My heart fails. He hands me a cap embroidered in blue and scarlet silks.
By this gift, I lost my immortality, I knew then that Zafar really was alive and so was I. Life dropped like a heavy mantle about my shoulders and I began to weep for pity that I was to return to the city of sorrows.
When it’s time to move on, they go to lift me up again.

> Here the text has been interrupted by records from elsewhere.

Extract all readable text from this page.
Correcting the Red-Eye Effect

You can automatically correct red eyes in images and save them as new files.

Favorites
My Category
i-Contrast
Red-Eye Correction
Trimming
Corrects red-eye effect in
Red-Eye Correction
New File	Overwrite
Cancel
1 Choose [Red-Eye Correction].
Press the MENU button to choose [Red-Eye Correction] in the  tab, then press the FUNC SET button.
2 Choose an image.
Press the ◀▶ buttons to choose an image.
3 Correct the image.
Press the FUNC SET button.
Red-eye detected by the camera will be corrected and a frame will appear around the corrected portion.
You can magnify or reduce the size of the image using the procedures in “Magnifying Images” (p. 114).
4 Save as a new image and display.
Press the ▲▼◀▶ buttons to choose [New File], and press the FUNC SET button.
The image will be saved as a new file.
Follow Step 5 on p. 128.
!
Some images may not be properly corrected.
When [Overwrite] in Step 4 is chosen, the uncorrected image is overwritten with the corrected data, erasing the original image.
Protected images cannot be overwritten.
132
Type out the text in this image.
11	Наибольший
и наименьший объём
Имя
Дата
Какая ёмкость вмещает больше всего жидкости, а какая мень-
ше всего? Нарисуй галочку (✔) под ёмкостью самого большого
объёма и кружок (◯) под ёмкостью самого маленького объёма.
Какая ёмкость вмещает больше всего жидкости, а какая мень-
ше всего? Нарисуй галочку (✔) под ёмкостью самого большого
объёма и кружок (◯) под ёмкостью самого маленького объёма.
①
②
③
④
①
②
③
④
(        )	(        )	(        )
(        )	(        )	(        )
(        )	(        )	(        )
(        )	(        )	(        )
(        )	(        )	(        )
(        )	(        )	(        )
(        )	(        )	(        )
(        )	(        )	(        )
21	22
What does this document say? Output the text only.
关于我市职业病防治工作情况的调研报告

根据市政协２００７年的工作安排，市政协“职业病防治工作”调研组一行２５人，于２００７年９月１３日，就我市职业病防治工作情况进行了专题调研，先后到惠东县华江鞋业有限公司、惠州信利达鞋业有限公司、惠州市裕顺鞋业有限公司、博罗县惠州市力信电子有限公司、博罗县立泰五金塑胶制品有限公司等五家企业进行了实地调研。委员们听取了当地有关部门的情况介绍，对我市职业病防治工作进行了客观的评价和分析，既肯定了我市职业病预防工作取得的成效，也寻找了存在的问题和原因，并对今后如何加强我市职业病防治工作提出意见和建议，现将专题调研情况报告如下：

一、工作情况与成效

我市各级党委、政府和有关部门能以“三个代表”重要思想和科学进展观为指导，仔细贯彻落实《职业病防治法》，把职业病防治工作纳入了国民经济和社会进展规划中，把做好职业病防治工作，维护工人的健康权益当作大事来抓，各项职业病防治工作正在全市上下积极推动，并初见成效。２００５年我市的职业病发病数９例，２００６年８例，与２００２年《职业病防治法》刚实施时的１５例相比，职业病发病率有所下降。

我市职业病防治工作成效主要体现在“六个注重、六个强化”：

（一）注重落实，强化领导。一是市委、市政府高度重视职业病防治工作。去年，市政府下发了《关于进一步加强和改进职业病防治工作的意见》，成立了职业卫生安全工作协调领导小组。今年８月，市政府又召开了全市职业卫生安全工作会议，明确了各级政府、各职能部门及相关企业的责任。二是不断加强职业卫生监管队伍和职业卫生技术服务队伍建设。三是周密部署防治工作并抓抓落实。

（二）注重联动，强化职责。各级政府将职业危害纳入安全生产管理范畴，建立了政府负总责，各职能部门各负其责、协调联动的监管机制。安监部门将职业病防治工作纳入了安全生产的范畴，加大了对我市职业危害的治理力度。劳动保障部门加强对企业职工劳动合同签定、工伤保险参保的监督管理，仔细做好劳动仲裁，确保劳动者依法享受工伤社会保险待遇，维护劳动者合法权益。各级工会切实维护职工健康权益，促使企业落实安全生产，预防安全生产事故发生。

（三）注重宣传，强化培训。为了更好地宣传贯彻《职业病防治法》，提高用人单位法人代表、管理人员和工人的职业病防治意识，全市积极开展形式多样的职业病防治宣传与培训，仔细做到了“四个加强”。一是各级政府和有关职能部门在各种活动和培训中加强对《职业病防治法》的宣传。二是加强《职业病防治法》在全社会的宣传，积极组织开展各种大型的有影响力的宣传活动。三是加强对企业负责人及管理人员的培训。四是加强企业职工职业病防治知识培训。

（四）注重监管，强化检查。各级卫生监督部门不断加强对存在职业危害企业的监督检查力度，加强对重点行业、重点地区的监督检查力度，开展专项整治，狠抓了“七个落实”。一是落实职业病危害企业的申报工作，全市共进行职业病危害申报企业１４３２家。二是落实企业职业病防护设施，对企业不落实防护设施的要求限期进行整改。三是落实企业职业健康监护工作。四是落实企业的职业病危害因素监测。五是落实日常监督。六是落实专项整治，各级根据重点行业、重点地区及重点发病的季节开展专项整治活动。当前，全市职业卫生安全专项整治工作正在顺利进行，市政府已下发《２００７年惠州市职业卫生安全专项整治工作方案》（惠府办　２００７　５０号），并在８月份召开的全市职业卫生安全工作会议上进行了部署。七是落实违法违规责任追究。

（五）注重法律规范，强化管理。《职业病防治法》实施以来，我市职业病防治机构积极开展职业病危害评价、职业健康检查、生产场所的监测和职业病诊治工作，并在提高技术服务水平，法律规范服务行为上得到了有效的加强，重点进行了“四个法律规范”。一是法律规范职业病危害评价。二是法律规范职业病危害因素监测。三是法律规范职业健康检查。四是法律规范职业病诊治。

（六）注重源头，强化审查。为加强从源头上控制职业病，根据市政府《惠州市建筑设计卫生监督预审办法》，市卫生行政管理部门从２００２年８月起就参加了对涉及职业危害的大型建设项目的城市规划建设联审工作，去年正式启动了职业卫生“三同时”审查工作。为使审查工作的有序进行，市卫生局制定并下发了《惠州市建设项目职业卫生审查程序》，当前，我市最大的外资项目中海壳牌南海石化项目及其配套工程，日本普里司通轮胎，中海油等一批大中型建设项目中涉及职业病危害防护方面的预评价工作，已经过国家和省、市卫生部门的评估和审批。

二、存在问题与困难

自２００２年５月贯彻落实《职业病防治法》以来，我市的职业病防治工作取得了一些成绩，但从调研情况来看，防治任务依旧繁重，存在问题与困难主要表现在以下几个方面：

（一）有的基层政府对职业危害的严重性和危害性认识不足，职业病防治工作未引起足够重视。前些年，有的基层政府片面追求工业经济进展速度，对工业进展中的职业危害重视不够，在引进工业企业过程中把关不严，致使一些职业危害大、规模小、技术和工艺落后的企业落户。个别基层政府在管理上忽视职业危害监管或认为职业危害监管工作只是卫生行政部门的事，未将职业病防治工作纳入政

“Don’t carry me. On my own feet I’ll come.”
“I’ve been meaning to ask,” says Farouq. “Why did you run away and come all the way up here?” But this I don’t wish to tell.
With the dog jumping round all, we move slowly down through the forest where I’d done my dying, by daylight in company of friends it seems harmless. The animals that were absent before now choose to show themselves. Farouq exclaims when he sees branches dipping beneath a troop of monkeys. Birds we see, deer in the distance, something like a giant squirrel’s tail hanging out of a tree. Soft clouds of rain come drifting between the trees, by a place where water is running’s laid a long white snake skin, perfect from nostrils to tip of tail. Says Zafar softly, “hameen ast-o hameen ast-o hameen ast.”